Day 10 ... and day 9... or 8... I don't even know anymore.
Well, I made it to the last ten days of this project before everything fell apart.
In the past few weeks, my job responsibilities changed, I was finishing up home renovations, dealing with car issues and restructuring my finances. Throw in a couple of unexpected business trips (with fun travel snags) and a general feeling of being perpetually overwhelmed, and what do you have? Yep... the flu.
In case you're wondering, there is nothing more glamorous than getting sick while on a business trip (I think it's where zombies are made). To add insult to injury, I was so physically depleted by being sick and traveling that I wasn't able to post on this blog yesterday (day 10).
WHAT? The very first rule of this project was that I'd post EVERY DAY no matter what. How could I let this happen? It was my last thought as I fell into a cold-medicine induced coma for the night - and my first thought this morning.
So, imagine my frustration tonight when I tried to play catch up and discovered that I completely botched the daily numbering on my posts. I mean... 90 days is a finite period of time, so it doesn't really matter. But, looking back at the entries, it was like I was on cold-medicine half the time! I just spent an hour figuring out where I went wrong and fixing all the posts to match the correct day.
In the end, I had a decision to make. Do I pretend it all never happened and just move forward? Do I ditch the entire thing? Start over?
Nope... I guess this is just where I get real. Oh well... I got sick and something had to give. The fact that it was my daily blog post (especially so close to the end) is disappointing.
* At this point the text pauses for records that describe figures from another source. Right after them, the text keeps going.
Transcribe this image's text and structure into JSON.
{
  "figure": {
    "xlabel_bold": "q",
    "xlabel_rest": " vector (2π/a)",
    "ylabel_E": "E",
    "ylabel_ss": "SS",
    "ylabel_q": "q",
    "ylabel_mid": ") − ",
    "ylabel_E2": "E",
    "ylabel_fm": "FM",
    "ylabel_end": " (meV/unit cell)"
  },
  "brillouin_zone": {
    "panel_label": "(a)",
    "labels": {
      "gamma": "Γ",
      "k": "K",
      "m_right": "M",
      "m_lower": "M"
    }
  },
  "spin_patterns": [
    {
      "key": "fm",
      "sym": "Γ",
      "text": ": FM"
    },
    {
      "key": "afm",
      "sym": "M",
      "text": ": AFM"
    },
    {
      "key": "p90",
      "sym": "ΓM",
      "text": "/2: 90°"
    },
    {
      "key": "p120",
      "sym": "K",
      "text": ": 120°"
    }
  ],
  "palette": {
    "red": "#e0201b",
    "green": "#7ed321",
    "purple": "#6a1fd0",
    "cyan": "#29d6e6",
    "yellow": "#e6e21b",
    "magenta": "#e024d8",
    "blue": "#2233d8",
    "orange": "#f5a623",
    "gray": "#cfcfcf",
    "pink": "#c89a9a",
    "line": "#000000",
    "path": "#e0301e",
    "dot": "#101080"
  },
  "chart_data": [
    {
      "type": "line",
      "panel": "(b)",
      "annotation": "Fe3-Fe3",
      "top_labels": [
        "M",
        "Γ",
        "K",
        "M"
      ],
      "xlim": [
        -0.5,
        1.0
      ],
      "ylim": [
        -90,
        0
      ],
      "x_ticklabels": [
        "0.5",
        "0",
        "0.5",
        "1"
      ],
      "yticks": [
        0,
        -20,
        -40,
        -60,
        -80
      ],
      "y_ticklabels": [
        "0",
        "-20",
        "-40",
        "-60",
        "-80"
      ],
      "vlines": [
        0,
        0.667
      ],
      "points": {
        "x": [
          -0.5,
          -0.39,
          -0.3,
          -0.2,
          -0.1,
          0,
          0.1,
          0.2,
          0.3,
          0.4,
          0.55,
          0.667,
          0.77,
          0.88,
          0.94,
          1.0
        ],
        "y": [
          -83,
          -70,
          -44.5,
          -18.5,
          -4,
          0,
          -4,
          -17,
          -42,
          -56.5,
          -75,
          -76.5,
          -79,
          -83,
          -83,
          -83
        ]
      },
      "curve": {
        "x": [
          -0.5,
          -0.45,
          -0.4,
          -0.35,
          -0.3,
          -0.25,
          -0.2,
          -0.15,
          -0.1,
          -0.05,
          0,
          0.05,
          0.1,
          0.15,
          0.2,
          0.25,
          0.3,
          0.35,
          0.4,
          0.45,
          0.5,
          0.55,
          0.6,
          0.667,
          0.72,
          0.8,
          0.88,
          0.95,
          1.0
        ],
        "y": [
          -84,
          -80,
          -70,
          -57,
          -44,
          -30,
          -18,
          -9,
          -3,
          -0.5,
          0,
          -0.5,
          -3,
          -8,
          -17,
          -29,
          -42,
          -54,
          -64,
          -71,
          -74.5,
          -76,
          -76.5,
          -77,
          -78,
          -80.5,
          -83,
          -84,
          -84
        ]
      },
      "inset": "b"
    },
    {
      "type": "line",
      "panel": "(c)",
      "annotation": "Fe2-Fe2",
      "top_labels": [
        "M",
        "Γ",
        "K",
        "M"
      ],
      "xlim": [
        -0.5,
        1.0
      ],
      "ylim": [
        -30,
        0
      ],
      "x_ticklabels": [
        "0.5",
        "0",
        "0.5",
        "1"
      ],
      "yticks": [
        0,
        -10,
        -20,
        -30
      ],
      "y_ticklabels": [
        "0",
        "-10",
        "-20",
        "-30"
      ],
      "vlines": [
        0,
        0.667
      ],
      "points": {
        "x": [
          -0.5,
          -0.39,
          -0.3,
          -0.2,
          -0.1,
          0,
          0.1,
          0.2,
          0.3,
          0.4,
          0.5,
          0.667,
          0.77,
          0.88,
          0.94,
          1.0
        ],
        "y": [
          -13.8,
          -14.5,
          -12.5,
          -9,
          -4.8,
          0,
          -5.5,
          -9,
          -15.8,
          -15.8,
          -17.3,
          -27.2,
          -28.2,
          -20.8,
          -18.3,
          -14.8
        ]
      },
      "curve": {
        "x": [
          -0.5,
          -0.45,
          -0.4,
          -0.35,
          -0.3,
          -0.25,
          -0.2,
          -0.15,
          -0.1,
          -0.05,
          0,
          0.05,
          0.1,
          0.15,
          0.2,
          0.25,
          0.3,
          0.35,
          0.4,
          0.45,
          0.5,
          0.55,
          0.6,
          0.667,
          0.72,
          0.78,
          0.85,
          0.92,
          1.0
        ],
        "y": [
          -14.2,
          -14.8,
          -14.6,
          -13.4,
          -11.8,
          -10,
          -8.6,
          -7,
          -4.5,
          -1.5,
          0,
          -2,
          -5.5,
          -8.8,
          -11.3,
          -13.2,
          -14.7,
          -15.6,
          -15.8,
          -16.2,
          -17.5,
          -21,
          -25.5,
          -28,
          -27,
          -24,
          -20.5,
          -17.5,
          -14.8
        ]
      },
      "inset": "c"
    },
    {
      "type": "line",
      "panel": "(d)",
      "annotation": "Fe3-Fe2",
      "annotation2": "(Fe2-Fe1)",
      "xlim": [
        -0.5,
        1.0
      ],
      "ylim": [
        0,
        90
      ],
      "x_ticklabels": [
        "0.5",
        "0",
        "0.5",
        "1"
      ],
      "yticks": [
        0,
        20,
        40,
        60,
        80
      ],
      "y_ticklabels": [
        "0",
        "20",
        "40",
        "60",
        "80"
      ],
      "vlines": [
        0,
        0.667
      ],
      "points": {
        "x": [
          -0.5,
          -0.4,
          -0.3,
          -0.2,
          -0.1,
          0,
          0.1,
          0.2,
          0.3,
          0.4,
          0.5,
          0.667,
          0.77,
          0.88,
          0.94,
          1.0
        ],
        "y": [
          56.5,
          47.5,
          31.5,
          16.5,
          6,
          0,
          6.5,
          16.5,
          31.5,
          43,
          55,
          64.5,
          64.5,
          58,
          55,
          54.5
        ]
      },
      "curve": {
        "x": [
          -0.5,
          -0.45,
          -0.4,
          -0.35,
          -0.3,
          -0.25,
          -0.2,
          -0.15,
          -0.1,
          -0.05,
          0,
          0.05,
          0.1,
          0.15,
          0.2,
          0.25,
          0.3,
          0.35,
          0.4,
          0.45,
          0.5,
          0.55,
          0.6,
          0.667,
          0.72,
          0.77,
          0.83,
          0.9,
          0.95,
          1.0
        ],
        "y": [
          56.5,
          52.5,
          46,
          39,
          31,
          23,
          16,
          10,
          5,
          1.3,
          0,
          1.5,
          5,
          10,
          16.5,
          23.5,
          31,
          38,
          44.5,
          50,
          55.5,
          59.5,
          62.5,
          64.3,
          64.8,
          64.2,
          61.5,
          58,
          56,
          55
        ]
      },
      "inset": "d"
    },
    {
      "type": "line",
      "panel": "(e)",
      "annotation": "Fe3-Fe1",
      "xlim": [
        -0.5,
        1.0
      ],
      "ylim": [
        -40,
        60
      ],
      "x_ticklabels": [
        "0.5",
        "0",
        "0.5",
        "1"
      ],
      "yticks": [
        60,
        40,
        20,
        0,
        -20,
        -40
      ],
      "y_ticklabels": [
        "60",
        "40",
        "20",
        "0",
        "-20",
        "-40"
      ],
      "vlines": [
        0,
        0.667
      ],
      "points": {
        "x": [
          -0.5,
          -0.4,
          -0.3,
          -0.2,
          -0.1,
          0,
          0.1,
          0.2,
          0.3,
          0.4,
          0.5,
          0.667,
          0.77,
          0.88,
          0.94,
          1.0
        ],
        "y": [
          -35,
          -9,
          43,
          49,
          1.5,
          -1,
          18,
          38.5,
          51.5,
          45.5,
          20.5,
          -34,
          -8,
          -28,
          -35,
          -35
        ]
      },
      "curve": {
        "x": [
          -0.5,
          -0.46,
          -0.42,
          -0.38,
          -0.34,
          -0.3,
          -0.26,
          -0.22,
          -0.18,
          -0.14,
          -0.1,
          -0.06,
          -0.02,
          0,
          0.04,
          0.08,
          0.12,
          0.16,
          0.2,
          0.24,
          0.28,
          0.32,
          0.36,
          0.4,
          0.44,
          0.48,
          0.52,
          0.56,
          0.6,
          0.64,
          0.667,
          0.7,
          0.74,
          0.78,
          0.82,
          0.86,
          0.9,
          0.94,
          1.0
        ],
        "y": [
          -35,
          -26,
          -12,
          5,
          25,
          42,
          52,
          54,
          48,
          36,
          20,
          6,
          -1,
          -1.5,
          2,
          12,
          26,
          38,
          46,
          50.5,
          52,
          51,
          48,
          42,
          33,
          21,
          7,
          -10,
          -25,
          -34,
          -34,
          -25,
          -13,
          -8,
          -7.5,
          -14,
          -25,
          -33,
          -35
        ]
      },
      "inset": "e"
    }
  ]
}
But, the rule is that I make the rules... I did what I had to do.
But geesh... I stressed over it like one of those mean "Dance Moms" on TV. You know the ones... the mean moms who pace and yell insults and put downs. They constantly make their kids feel less-than perfect regardless of how wonderfully they performed? They are the ones we laugh at and shake our heads at...
Oh, sweet baby cheeses... I have been my OWN DANCE MOM!
Do you feel that? It's different than just realizing I'm too hard on myself. It's not the same as some "I'm good enough and smart enough" kind of epiphany. It's bigger than that... it's like the other half of a long standing mystery.
(Seriously... I'm sitting here staring at the computer and figuring out where to go from here!)
Okay, so let's take this one step at a time. Even though I use kind words (most of the time) for my inner dialogue... my inner expectations are unrealistic. Like the Dance Mom's on TV, nothing is ever good enough. Even though I always do my best to grow and to change in positive ways, and I strive to become a more well-rounded person, the goal has NEVER been to achieve perfection. But that's what I was doing to myself.
I was SAYING one thing... but I was feeling another emotion completely. Good grief... I've been my own evil dance mom and didn't even realize what I was doing to myself.
**sitting here wondering what to do next**
Oh HELL NO... It's time to make a VERY REAL change. It's time to learn to believe what I am saying, and apply it to myself.
There is great value in being a "driven" person. But, not if it means being driven crazy. I will ALWAYS want to do well and work to improve myself... but I have to find a happy medium where my expectations of myself are authentic and realistic.
"Dance Moms" RUIN dance for their kids. I've been doing that to myself and I have to STOP. I have to dance through life because I love it... not because I have to. I have to fire my inner Dance Mom.